Par Paul-Marie Coûteaux // pour Valeurs Actuelles et Le Nouveau Conservateur
Annoncée à 90 jours de l’élection, ce dimanche 9 janvier, l’arrivée de Guillaume Peltier aux fonctions les plus éminentes de l’équipe Zemmour constitue un tournant crucial de la campagne -celle dudit Zemmour, mais aussi de la campagne électorale dans son ensemble, en ce qu’elle redistribue largement les cartes à droite.
« Les marins de l’ïle de Sein, une poignée d’aristocrates et de royalistes, quelques fous, quelques aventuriers…» : on connait la boutade, certes apocryphe, attribuée à de Gaulle pour décrire la cohorte hétéroclite des premiers conscrits de Londres. Plus certaine, une phrase des Mémoires de Guerre pointe avec un humour terrible la solitude des premiers mois de la France libre : « Moins il ne venait de notables, moins de notables venaient ». Et tout est là, aussi, pour Zemmour.
Les matelots
Frappante est la comparaison avec l’équipage qui s’embarqua cet automne dans le navire baptisé Reconquête, qu’avait efficacement armé une poignée de jeunes et ardents matelots qu’on vit s’affairer de toutes parts de longs mois durant. Grâce à eux, on vit en décembre le vaisseau dresser fièrement sa mature, on sentait du vent dans les voiles et de l’eau sous la coque. Peu aguerri paraissait cependant l’équipage, au point qu’on demandait à l’unisson : où sont les capitaines, où les lieutenants ? Les vieux routiers ne donnaient pas cher de l’aventure aux premiers revers des vents et des marées, certains conjecturant même qu’un coup de torchon finirait par chavirer le navire. On vit bien arriver quelques solides gabiers, deux Préfets, un Général d’Armée, ainsi que des marins de renom, Jean-Frédéric Poisson puis Philippe de Villiers, mais l’opinion prévalait qu’il manquait l’essentiel, ces professionnels de la politique sans lesquels, qu’on le veuille ou non, on ne fait pas de grande politique -l’impression naissant peu à peu que les matelots, ivres de jeunesse et de certitudes, surestimant leurs forces, ou sous-estimant la violence de la mer, pensaient pouvoir se suffire à eux-mêmes. Qu’importe, murmurait-on sur les ponts et dans les soutes, si « moins il venait de notables, moins de notables venaient » : premiers à bord, nous n’avons cure des vieux briscards ; à nous le grand large et à Dieu Vat ! Dangereux pari…

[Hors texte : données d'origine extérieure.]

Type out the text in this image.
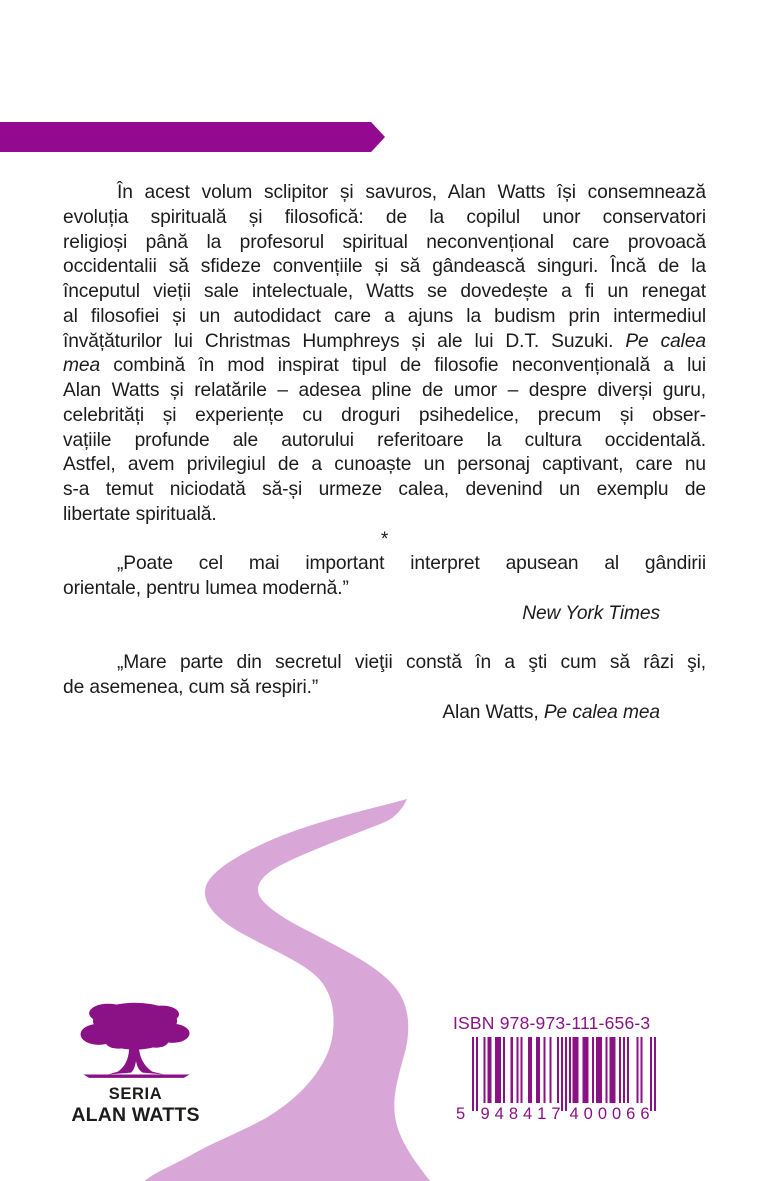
În acest volum sclipitor și savuros, Alan Watts își consemnează
evoluția spirituală și filosofică: de la copilul unor conservatori
religioși până la profesorul spiritual neconvențional care provoacă
occidentalii să sfideze convențiile și să gândească singuri. Încă de la
începutul vieții sale intelectuale, Watts se dovedește a fi un renegat
al filosofiei și un autodidact care a ajuns la budism prin intermediul
învățăturilor lui Christmas Humphreys și ale lui D.T. Suzuki. Pe calea
mea combină în mod inspirat tipul de filosofie neconvențională a lui
Alan Watts și relatările – adesea pline de umor – despre diverși guru,
celebrități și experiențe cu droguri psihedelice, precum și obser-
vațiile profunde ale autorului referitoare la cultura occidentală.
Astfel, avem privilegiul de a cunoaște un personaj captivant, care nu
s-a temut niciodată să-și urmeze calea, devenind un exemplu de
libertate spirituală.
*
„Poate cel mai important interpret apusean al gândirii
orientale, pentru lumea modernă.”
New York Times
„Mare parte din secretul vieţii constă în a şti cum să râzi şi,
de asemenea, cum să respiri.”
Alan Watts, Pe calea mea
SERIA
ALAN WATTS
ISBN 978-973-111-656-3
5 948417 400066
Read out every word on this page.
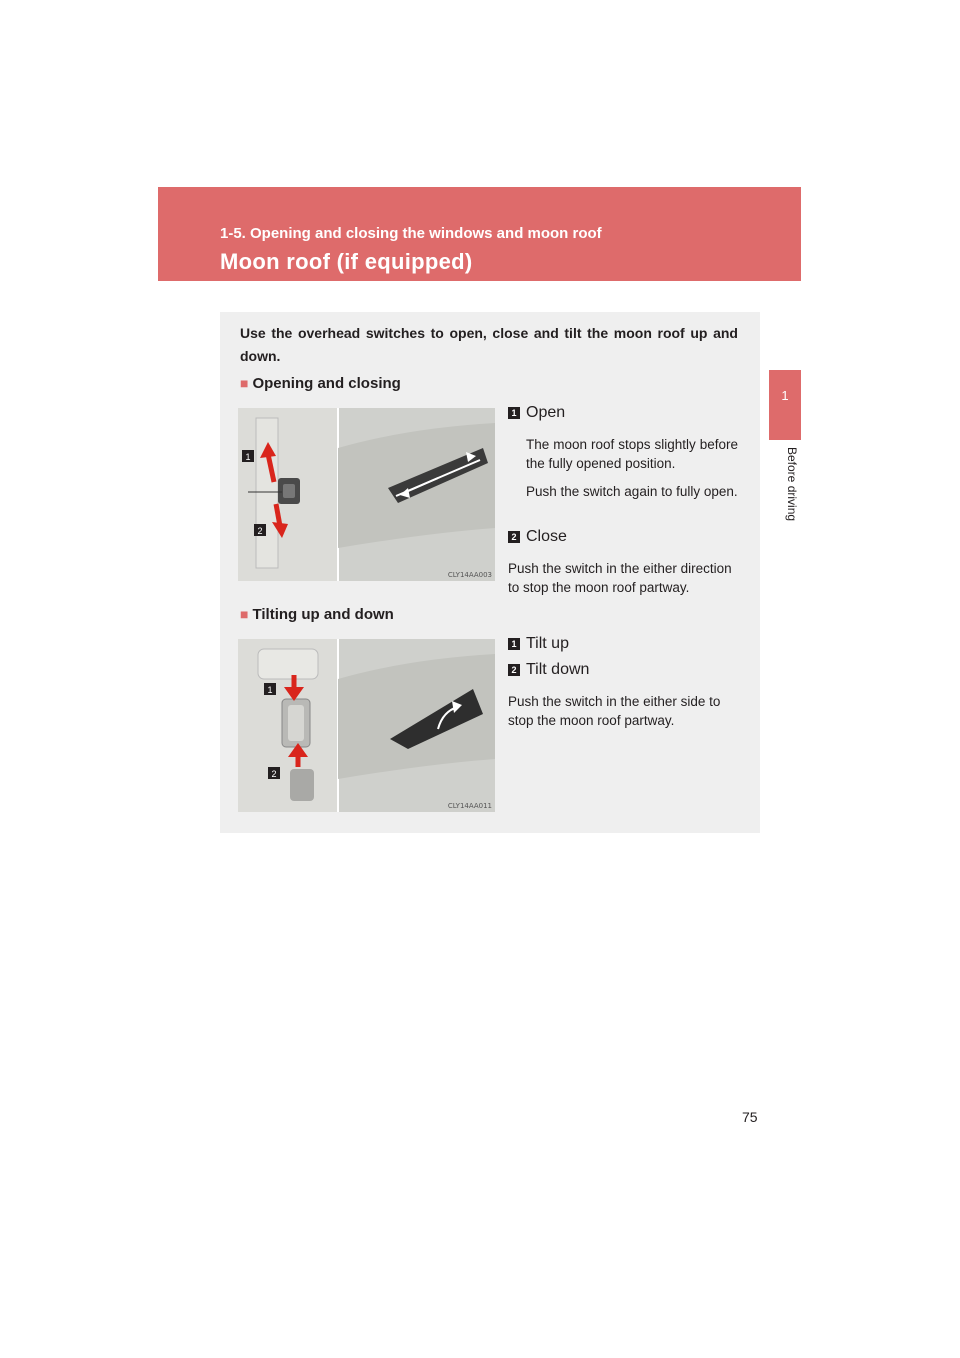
1-5. Opening and closing the windows and moon roof
Moon roof (if equipped)
1
Before driving
Use the overhead switches to open, close and tilt the moon roof up and down.
■ Opening and closing
1
2
CLY14AA003
1 Open
The moon roof stops slightly before the fully opened position.
Push the switch again to fully open.
2 Close
Push the switch in the either direction to stop the moon roof partway.
■ Tilting up and down
1
2
CLY14AA011
1 Tilt up
2 Tilt down
Push the switch in the either side to stop the moon roof partway.
75
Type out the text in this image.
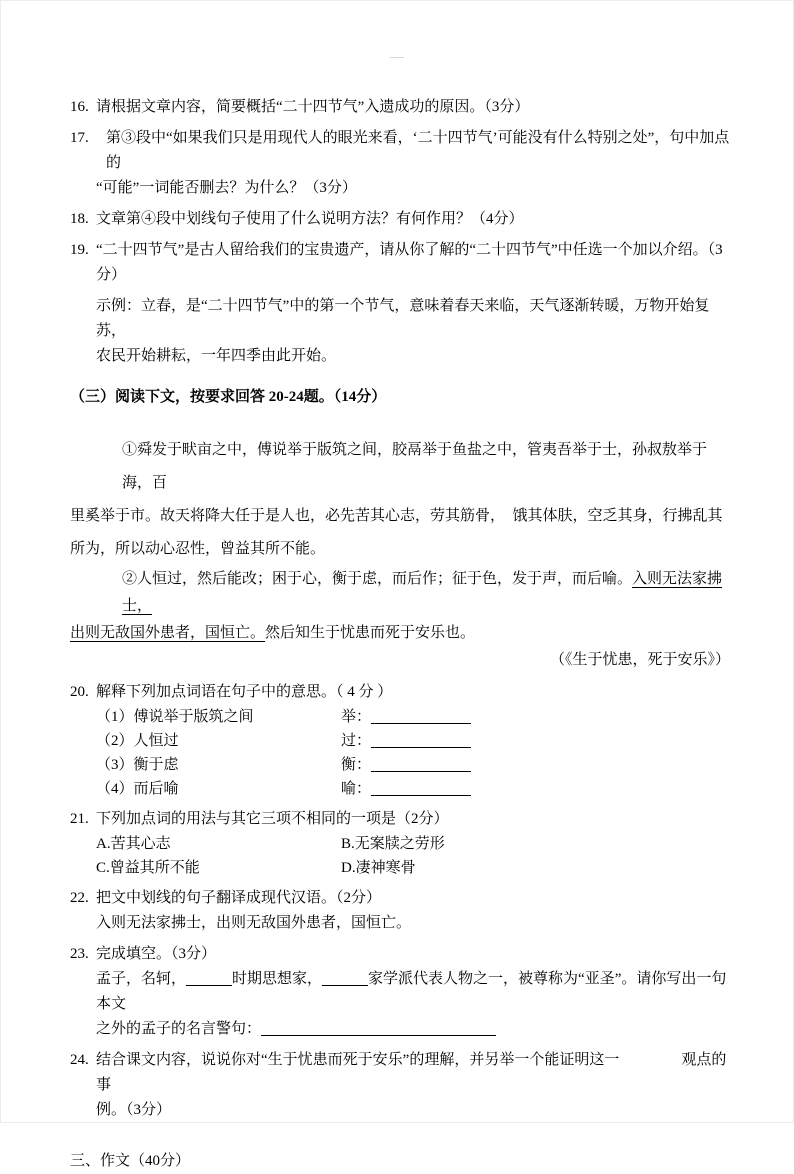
16. 请根据文章内容，简要概括“二十四节气”入遗成功的原因。（3分）
17.	第③段中“如果我们只是用现代人的眼光来看，‘二十四节气’可能没有什么特别之处”，句中加点的
“可能”一词能否删去？为什么？（3分）
18. 文章第④段中划线句子使用了什么说明方法？有何作用？（4分）
19. “二十四节气”是古人留给我们的宝贵遗产，请从你了解的“二十四节气”中任选一个加以介绍。（3
分）
示例：立春，是“二十四节气”中的第一个节气，意味着春天来临，天气逐渐转暖，万物开始复苏，
农民开始耕耘，一年四季由此开始。
（三）阅读下文，按要求回答 20-24题。（14分）
①舜发于畎亩之中，傅说举于版筑之间，胶鬲举于鱼盐之中，管夷吾举于士，孙叔敖举于海，百
里奚举于市。故天将降大任于是人也，必先苦其心志，劳其筋骨，　饿其体肤，空乏其身，行拂乱其
所为，所以动心忍性，曾益其所不能。
②人恒过，然后能改；困于心，衡于虑，而后作；征于色，发于声，而后喻。入则无法家拂士，
出则无敌国外患者，国恒亡。然后知生于忧患而死于安乐也。
（《生于忧患，死于安乐》）
20. 解释下列加点词语在句子中的意思。（ 4 分 ）
（1）傅说举于版筑之间	举：
（2）人恒过	过：
（3）衡于虑	衡：
（4）而后喻	喻：
21. 下列加点词的用法与其它三项不相同的一项是（2分）
A.苦其心志	B.无案牍之劳形
C.曾益其所不能	D.凄神寒骨
22. 把文中划线的句子翻译成现代汉语。（2分）
入则无法家拂士，出则无敌国外患者，国恒亡。
23. 完成填空。（3分）
孟子，名轲，	时期思想家，	家学派代表人物之一，被尊称为“亚圣”。请你写出一句本文
之外的孟子的名言警句：
24. 结合课文内容，说说你对“生于忧患而死于安乐”的理解，并另举一个能证明这一	观点的事
例。（3分）
三、作文（40分）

C’est alors que se produit l’improbable : celui qui était il y a quelques mois encore le numéro deux du principal concurrent, cet imposant navire-amiral dont il apparaissait de plus en plus vain de briguer la place tant il était, lui, armé, surarmé, et bardé de multiples grandeurs d’établissement, s’embarquait à son tour sur le jeune vaisseau : il est le premier de ces hommes politiques dont on ne vit jamais entreprise politique ni gouvernement véritable capables de se passer. Et, de fait, cet épisode est décisif à trois titres :
D’abord, le soutien de Peltier ouvre la voie à d’autres. Qui connait l’histoire électorale sait que notables et notoires ne se meuvent qu’en groupe : il leur faut un exemple. Combien de cadres LR, nationaux ou régionaux, n’attendent qu’un « permis » pour franchir un pas qu’ils n’osent consentir seuls, quand bien cherchent-ils sincèrement une netteté de ton et d’allure qu’on ne trouvait plus dans la droite française depuis des lunes, pour le plus grand malheur du pays… La suite le montrera, y compris parmi d’autres parlementaires, députés ou sénateurs moins en vue que ne l’est celui qui fut pendant des années, et jusqu’à ces derniers jours, vice-président du parti, mais dont le poids, chacun dans sa région, l’expérience et l’implantation seront précieux. Il était temps : d’abord quant à l’épineuse question des « signatures » ; ensuite parce que, faute d’une suffisante crédibilité politique, la ferveur des premiers jours commençait à retomber. Fasse le Ciel qu’il ne soit pas trop tard ! Trois mois c’est long, et court.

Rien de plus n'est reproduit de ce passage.